As Base said: "the last think I want to do is to call the rescue"
With a little bit more of practice, I will be at the level to deal with four thousand meter in the west. Maybe the Denali. For me, it is a training to higher mountain. Why do I train? To be able to be as safe as any one else climber can be.
"Always be prepared to make your own assessment of travel and weather conditions." Means that you can adapt to any situation...not just when you, as a whole, decide that it is a good day or a bad day, but any time.

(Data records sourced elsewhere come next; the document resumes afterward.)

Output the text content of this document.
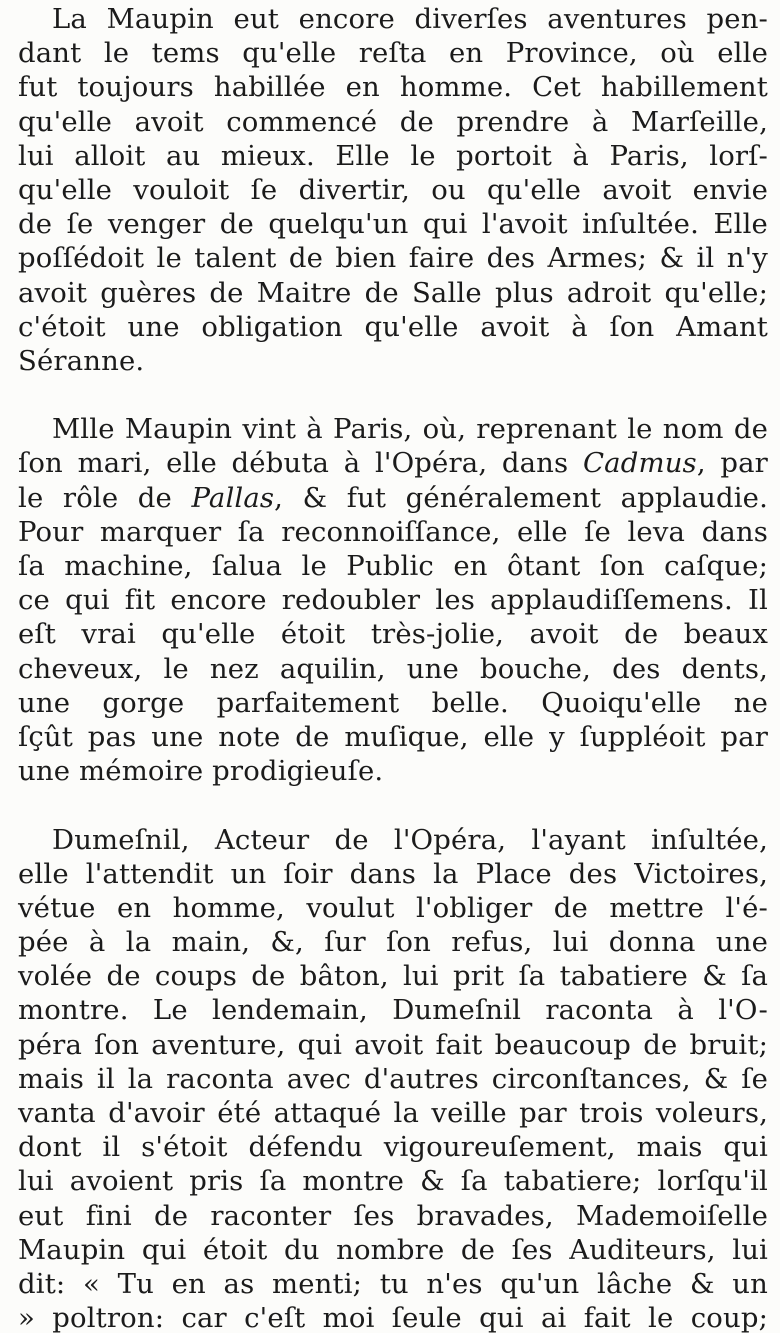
La Maupin eut encore diverſes aventures pen-
dant le tems qu'elle reſta en Province, où elle
fut toujours habillée en homme. Cet habillement
qu'elle avoit commencé de prendre à Marſeille,
lui alloit au mieux. Elle le portoit à Paris, lorſ-
qu'elle vouloit ſe divertir, ou qu'elle avoit envie
de ſe venger de quelqu'un qui l'avoit inſultée. Elle
poſſédoit le talent de bien faire des Armes; & il n'y
avoit guères de Maitre de Salle plus adroit qu'elle;
c'étoit une obligation qu'elle avoit à ſon Amant
Séranne.

Mlle Maupin vint à Paris, où, reprenant le nom de
ſon mari, elle débuta à l'Opéra, dans Cadmus, par
le rôle de Pallas, & fut généralement applaudie.
Pour marquer ſa reconnoiſſance, elle ſe leva dans
ſa machine, ſalua le Public en ôtant ſon caſque;
ce qui fit encore redoubler les applaudiſſemens. Il
eſt vrai qu'elle étoit très-jolie, avoit de beaux
cheveux, le nez aquilin, une bouche, des dents,
une gorge parfaitement belle. Quoiqu'elle ne
ſçût pas une note de muſique, elle y ſuppléoit par
une mémoire prodigieuſe.

Dumeſnil, Acteur de l'Opéra, l'ayant inſultée,
elle l'attendit un ſoir dans la Place des Victoires,
vétue en homme, voulut l'obliger de mettre l'é-
pée à la main, &, ſur ſon refus, lui donna une
volée de coups de bâton, lui prit ſa tabatiere & ſa
montre. Le lendemain, Dumeſnil raconta à l'O-
péra ſon aventure, qui avoit fait beaucoup de bruit;
mais il la raconta avec d'autres circonſtances, & ſe
vanta d'avoir été attaqué la veille par trois voleurs,
dont il s'étoit défendu vigoureuſement, mais qui
lui avoient pris ſa montre & ſa tabatiere; lorſqu'il
eut fini de raconter ſes bravades, Mademoiſelle
Maupin qui étoit du nombre de ſes Auditeurs, lui
dit: « Tu en as menti; tu n'es qu'un lâche & un
» poltron: car c'eſt moi ſeule qui ai fait le coup;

In an other post, a guy wanted to hicked the Mt Washington...Dman tod him to do so because he was in the navy. I asked him if he climbed in a tent in cold weather and to find a place when he can train to do it...like harvard cabin, before attempting the traverse. I did a kind of traverse before, climb damnation in solo, hike to the summit, went down by the south in direction of jackson, get out of the protect watershed, and have the most wonderfull night in my bivy.. and star all over the place. The next morning, I wake up, take my pack sack and hike down. As I turned a corner, I was struck by a wind of 80 miles per hours and more. I wasn't able to stay in my feet and have to crawl for three hours a trail of twenty minutes. Even if I call some one, nobody can reach me that day.
But I was prepared because I went in the mountain before to train on similar weather, althought less intense.
Between training in many places and reading a awardness board...I will say train because you will: ""Always be prepared to make your own assessment of travel and weather conditions." And if you train a lot, the last think that you are going to do is to call the rescue because it means that you are wrong, still better than dead.